ESMA has proposed a set of 14 “indicators,” as well as numerous subfactors, that it will use to determine whether a third-country CCP should be classified as Tier 2. Considerations include the ownership, business and corporate structure of the CCP; details of the CCP’s clearing services provided to each EU clearing member broken out by financial instrument, regardless of whether the instruments are denominated in EU currencies; and broad risk factors with no clear nexus to the European Union, including IT risks, third-party outsourcing risks, and legal risks. In explaining each of these factors, ESMA lists many qualitative criteria, but not a single quantitative metric to assess whether a CCP is systemically significant or when its co-regulation of the CCP with a home regulator is justified.
This is not an exercise in “big data” analytics, where a theoretical framework is constructed and thousands or millions of data points are run through quantitative tests to arrive at an unknown result. Given the concentrated nature of the clearinghouse ecosystem, the results of any sorting, tiering, or screening test will be known contemporaneously with the test’s construction. Said another way, it is impossible to construct such a tiering methodology while remaining blind to its ultimate results.
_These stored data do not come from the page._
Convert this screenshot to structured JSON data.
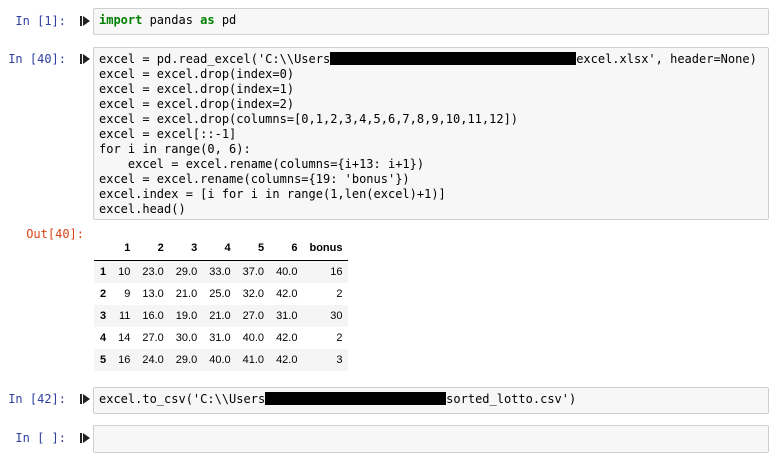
{
  "cells": [
    {
      "prompt": "In [1]:",
      "lines": [
        {
          "parts": [
            "import",
            " pandas ",
            "as",
            " pd"
          ]
        }
      ]
    },
    {
      "prompt": "In [40]:",
      "lines": [
        "excel = pd.read_excel('C:\\\\Users",
        "excel.xlsx', header=None)",
        "excel = excel.drop(index=0)",
        "excel = excel.drop(index=1)",
        "excel = excel.drop(index=2)",
        "excel = excel.drop(columns=[0,1,2,3,4,5,6,7,8,9,10,11,12])",
        "excel = excel[::-1]",
        "for i in range(0, 6):",
        "    excel = excel.rename(columns={i+13: i+1})",
        "excel = excel.rename(columns={19: 'bonus'})",
        "excel.index = [i for i in range(1,len(excel)+1)]",
        "excel.head()"
      ],
      "out_prompt": "Out[40]:"
    },
    {
      "prompt": "In [42]:",
      "lines": [
        "excel.to_csv('C:\\\\Users",
        "sorted_lotto.csv')"
      ]
    },
    {
      "prompt": "In [ ]:",
      "lines": []
    }
  ],
  "dataframe": {
    "columns": [
      "",
      "1",
      "2",
      "3",
      "4",
      "5",
      "6",
      "bonus"
    ],
    "rows": [
      [
        "1",
        "10",
        "23.0",
        "29.0",
        "33.0",
        "37.0",
        "40.0",
        "16"
      ],
      [
        "2",
        "9",
        "13.0",
        "21.0",
        "25.0",
        "32.0",
        "42.0",
        "2"
      ],
      [
        "3",
        "11",
        "16.0",
        "19.0",
        "21.0",
        "27.0",
        "31.0",
        "30"
      ],
      [
        "4",
        "14",
        "27.0",
        "30.0",
        "31.0",
        "40.0",
        "42.0",
        "2"
      ],
      [
        "5",
        "16",
        "24.0",
        "29.0",
        "40.0",
        "41.0",
        "42.0",
        "3"
      ]
    ]
  },
  "colors": {
    "in_prompt": "#303f9f",
    "out_prompt": "#d84315",
    "keyword": "#008000",
    "string": "#ba2121",
    "operator": "#aa22ff",
    "cell_bg": "#f7f7f7",
    "cell_border": "#cfcfcf"
  },
  "icons": {
    "run": "run-cell-icon"
  }
}
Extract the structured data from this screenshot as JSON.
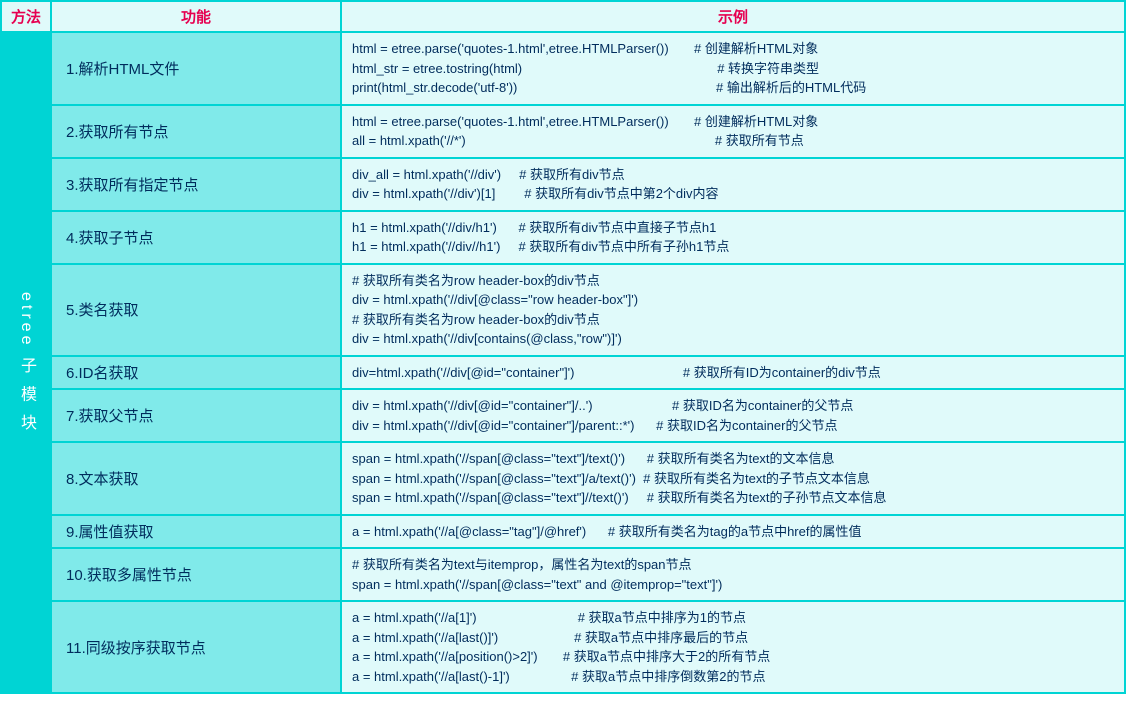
{
  "headers": {
    "method": "方法",
    "func": "功能",
    "example": "示例"
  },
  "methodLabel": "etree 子 模 块",
  "rows": [
    {
      "func": "1.解析HTML文件",
      "lines": [
        {
          "code": "html = etree.parse('quotes-1.html',etree.HTMLParser())",
          "spacer": "       ",
          "comment": "# 创建解析HTML对象"
        },
        {
          "code": "html_str = etree.tostring(html)",
          "spacer": "                                                      ",
          "comment": "# 转换字符串类型"
        },
        {
          "code": "print(html_str.decode('utf-8'))",
          "spacer": "                                                       ",
          "comment": "# 输出解析后的HTML代码"
        }
      ]
    },
    {
      "func": "2.获取所有节点",
      "lines": [
        {
          "code": "html = etree.parse('quotes-1.html',etree.HTMLParser())",
          "spacer": "       ",
          "comment": "# 创建解析HTML对象"
        },
        {
          "code": "all = html.xpath('//*')",
          "spacer": "                                                                     ",
          "comment": "# 获取所有节点"
        }
      ]
    },
    {
      "func": "3.获取所有指定节点",
      "lines": [
        {
          "code": "div_all = html.xpath('//div')",
          "spacer": "     ",
          "comment": "# 获取所有div节点"
        },
        {
          "code": "div = html.xpath('//div')[1]",
          "spacer": "        ",
          "comment": "# 获取所有div节点中第2个div内容"
        }
      ]
    },
    {
      "func": "4.获取子节点",
      "lines": [
        {
          "code": "h1 = html.xpath('//div/h1')",
          "spacer": "      ",
          "comment": "# 获取所有div节点中直接子节点h1"
        },
        {
          "code": "h1 = html.xpath('//div//h1')",
          "spacer": "     ",
          "comment": "# 获取所有div节点中所有子孙h1节点"
        }
      ]
    },
    {
      "func": "5.类名获取",
      "lines": [
        {
          "code": " # 获取所有类名为row header-box的div节点",
          "spacer": "",
          "comment": ""
        },
        {
          "code": "div = html.xpath('//div[@class=\"row header-box\"]')",
          "spacer": "",
          "comment": ""
        },
        {
          "code": "# 获取所有类名为row header-box的div节点",
          "spacer": "",
          "comment": ""
        },
        {
          "code": "div = html.xpath('//div[contains(@class,\"row\")]')",
          "spacer": "",
          "comment": ""
        }
      ]
    },
    {
      "func": "6.ID名获取",
      "lines": [
        {
          "code": "div=html.xpath('//div[@id=\"container\"]')",
          "spacer": "                              ",
          "comment": "# 获取所有ID为container的div节点"
        }
      ]
    },
    {
      "func": "7.获取父节点",
      "lines": [
        {
          "code": "div = html.xpath('//div[@id=\"container\"]/..')",
          "spacer": "                      ",
          "comment": "# 获取ID名为container的父节点"
        },
        {
          "code": "div = html.xpath('//div[@id=\"container\"]/parent::*')",
          "spacer": "      ",
          "comment": "# 获取ID名为container的父节点"
        }
      ]
    },
    {
      "func": "8.文本获取",
      "lines": [
        {
          "code": "span = html.xpath('//span[@class=\"text\"]/text()')",
          "spacer": "      ",
          "comment": "# 获取所有类名为text的文本信息"
        },
        {
          "code": "span = html.xpath('//span[@class=\"text\"]/a/text()')",
          "spacer": "  ",
          "comment": "# 获取所有类名为text的子节点文本信息"
        },
        {
          "code": "span = html.xpath('//span[@class=\"text\"]//text()')",
          "spacer": "     ",
          "comment": "# 获取所有类名为text的子孙节点文本信息"
        }
      ]
    },
    {
      "func": "9.属性值获取",
      "lines": [
        {
          "code": "a = html.xpath('//a[@class=\"tag\"]/@href')",
          "spacer": "      ",
          "comment": "# 获取所有类名为tag的a节点中href的属性值"
        }
      ]
    },
    {
      "func": "10.获取多属性节点",
      "lines": [
        {
          "code": "# 获取所有类名为text与itemprop，属性名为text的span节点",
          "spacer": "",
          "comment": ""
        },
        {
          "code": "span = html.xpath('//span[@class=\"text\" and @itemprop=\"text\"]')",
          "spacer": "",
          "comment": ""
        }
      ]
    },
    {
      "func": "11.同级按序获取节点",
      "lines": [
        {
          "code": "a = html.xpath('//a[1]')",
          "spacer": "                            ",
          "comment": "# 获取a节点中排序为1的节点"
        },
        {
          "code": "a = html.xpath('//a[last()]')",
          "spacer": "                     ",
          "comment": "# 获取a节点中排序最后的节点"
        },
        {
          "code": "a = html.xpath('//a[position()>2]')",
          "spacer": "       ",
          "comment": "# 获取a节点中排序大于2的所有节点"
        },
        {
          "code": "a = html.xpath('//a[last()-1]')",
          "spacer": "                 ",
          "comment": "# 获取a节点中排序倒数第2的节点"
        }
      ]
    }
  ]
}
Therefore, we should judge this tiering exercise on its results. There are results which create a positive regulatory and market framework for the appropriate supervision of CCPs that operate across jurisdictions, and there are results which would create very negative regulatory and market consequences. The earlier that I and my colleagues receive clarity on the outcomes of this tiering process, the more likely it is we can all work to avoid any negative outcome. Providing this clarity earlier rather than later is critical to ensuring that the CFTC, ESMA and the European Commission continue to have a productive engagement regarding EMIR 2.2 implementation.
I look forward to hearing the perspectives of our distinguished panelists on these important issues.
In closing, I would like to reiterate my thanks to all of today’s panelists and the GMAC membership for their participation, as well as to Commissioner Stump for organizing this meeting.
 Material swap exposure for an entity means that the entity and its margin affiliates have an average daily aggregate notional amount of uncleared swaps, uncleared security-based swaps, foreign exchange forwards, and foreign exchange swaps with all counterparties for June, July, and August of the previous calendar year that exceeds $8 billion.
 The fourth compliance date, September 1, 2019, brought into scope covered swap entities and covered counterparties exceeding $750 billion of average daily aggregate notional amounts.